Three people were killed and 58 wounded when Iranian missiles struck the United Arab Emirates, according to Emirati state media. The UAE hosts Al Dhafra Air Base and other American military facilities. It played no role in planning or executing the strikes on Iran.
Gulf States absorbed Iranian fire in the conflict's opening hours , when Saudi Arabia acknowledged the crisis began with US-Israeli attacks — distancing Riyadh from Washington's operation. These latest UAE casualties sharpen a decades-old dilemma: American bases guarantee security against Iranian conventional military superiority, but make host nations targets in any direct US-Iran confrontation. Three Emirati dead and 58 wounded are the cost of that bargain made real.

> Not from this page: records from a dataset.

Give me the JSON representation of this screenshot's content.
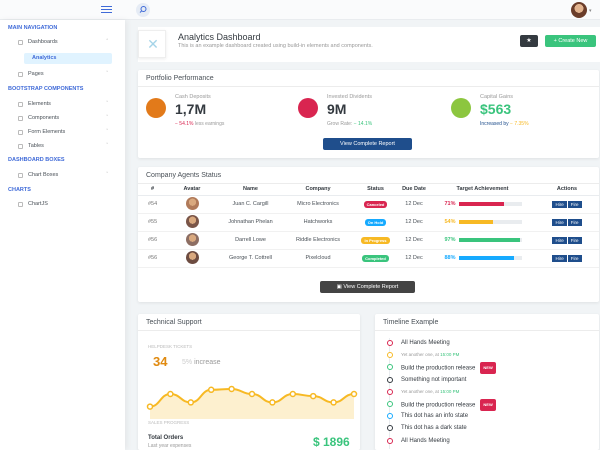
{
  "sidebar": {
    "sections": [
      {
        "title": "Main Navigation"
      },
      {
        "title": "Bootstrap Components"
      },
      {
        "title": "Dashboard Boxes"
      },
      {
        "title": "Charts"
      }
    ],
    "items": [
      {
        "label": "Dashboards"
      },
      {
        "label": "Analytics"
      },
      {
        "label": "Pages"
      },
      {
        "label": "Elements"
      },
      {
        "label": "Components"
      },
      {
        "label": "Form Elements"
      },
      {
        "label": "Tables"
      },
      {
        "label": "Chart Boxes"
      },
      {
        "label": "ChartJS"
      }
    ]
  },
  "page_title": {
    "title": "Analytics Dashboard",
    "subtitle": "This is an example dashboard created using build-in elements and components.",
    "create_label": "Create New"
  },
  "portfolio": {
    "header": "Portfolio Performance",
    "stats": [
      {
        "label": "Cash Deposits",
        "value": "1,7M",
        "trend": "− 54.1%",
        "note": "less earnings",
        "color": "#f7b924"
      },
      {
        "label": "Invested Dividents",
        "value": "9M",
        "trend_label": "Grow Rate:",
        "trend": "− 14.1%",
        "color": "#d92550"
      },
      {
        "label": "Capital Gains",
        "value": "$563",
        "trend_label": "Increased by",
        "trend": "− 7.35%",
        "color": "#3ac47d"
      }
    ],
    "report_button": "View Complete Report"
  },
  "agents": {
    "header": "Company Agents Status",
    "columns": [
      "#",
      "Avatar",
      "Name",
      "Company",
      "Status",
      "Due Date",
      "Target Achievement",
      "Actions"
    ],
    "rows": [
      {
        "id": "#54",
        "name": "Juan C. Cargill",
        "company": "Micro Electronics",
        "status": "Canceled",
        "status_color": "#d92550",
        "due": "12 Dec",
        "pct": "71%",
        "pct_value": 0.71,
        "bar_color": "#d92550"
      },
      {
        "id": "#55",
        "name": "Johnathan Phelan",
        "company": "Hatchworks",
        "status": "On Hold",
        "status_color": "#16aaff",
        "due": "12 Dec",
        "pct": "54%",
        "pct_value": 0.54,
        "bar_color": "#f7b924"
      },
      {
        "id": "#56",
        "name": "Darrell Lowe",
        "company": "Riddle Electronics",
        "status": "In Progress",
        "status_color": "#f7b924",
        "due": "12 Dec",
        "pct": "97%",
        "pct_value": 0.97,
        "bar_color": "#3ac47d"
      },
      {
        "id": "#56",
        "name": "George T. Cottrell",
        "company": "Pixelcloud",
        "status": "Completed",
        "status_color": "#3ac47d",
        "due": "12 Dec",
        "pct": "88%",
        "pct_value": 0.88,
        "bar_color": "#16aaff"
      }
    ],
    "action_hire": "Hire",
    "action_fire": "Fire",
    "report_button": "View Complete Report"
  },
  "support": {
    "header": "Technical Support",
    "helpdesk_label": "HELPDESK TICKETS",
    "big_value": "34",
    "change": "5%",
    "change_label": "increase",
    "sales_label": "SALES PROGRESS",
    "total_label": "Total Orders",
    "total_sub": "Last year expenses",
    "total_value": "$ 1896"
  },
  "chart_data": {
    "type": "area",
    "y": [
      0.2,
      0.5,
      0.3,
      0.6,
      0.62,
      0.5,
      0.3,
      0.5,
      0.45,
      0.3,
      0.5
    ],
    "color": "#f7b924"
  },
  "timeline": {
    "header": "Timeline Example",
    "items": [
      {
        "text": "All Hands Meeting",
        "color": "#d92550",
        "small": false,
        "new": false
      },
      {
        "text": "Yet another one, at ",
        "time": "15:00 PM",
        "color": "#f7b924",
        "small": true,
        "new": false
      },
      {
        "text": "Build the production release",
        "color": "#3ac47d",
        "small": false,
        "new": true
      },
      {
        "text": "Something not important",
        "color": "#343a40",
        "small": false,
        "new": false
      },
      {
        "text": "Yet another one, at ",
        "time": "15:00 PM",
        "color": "#d92550",
        "small": true,
        "new": false
      },
      {
        "text": "Build the production release",
        "color": "#3ac47d",
        "small": false,
        "new": true
      },
      {
        "text": "This dot has an info state",
        "color": "#16aaff",
        "small": false,
        "new": false
      },
      {
        "text": "This dot has a dark state",
        "color": "#343a40",
        "small": false,
        "new": false
      },
      {
        "text": "All Hands Meeting",
        "color": "#d92550",
        "small": false,
        "new": false
      }
    ],
    "new_label": "NEW"
  }
}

The UAE normalised relations with Israel under the 2020 Abraham Accords, a move Tehran condemned. Abu Dhabi calculated that the economic and security benefits of alignment with Israel and the United States outweighed the risk of Iranian retaliation. The calculation has now been tested with Emirati blood. Whether Abu Dhabi presses Washington privately for restraint or doubles down on the security partnership will shape Gulf diplomacy for the remainder of this war.
Citizens in Dubai, Abu Dhabi, and Fujairah did not choose this conflict. Their governments' basing arrangements — negotiated in bilateral defence agreements with minimal public scrutiny — have placed their homes within range. That gap between decisions made by rulers and consequences borne by populations exists in every Gulf capital hosting an American base.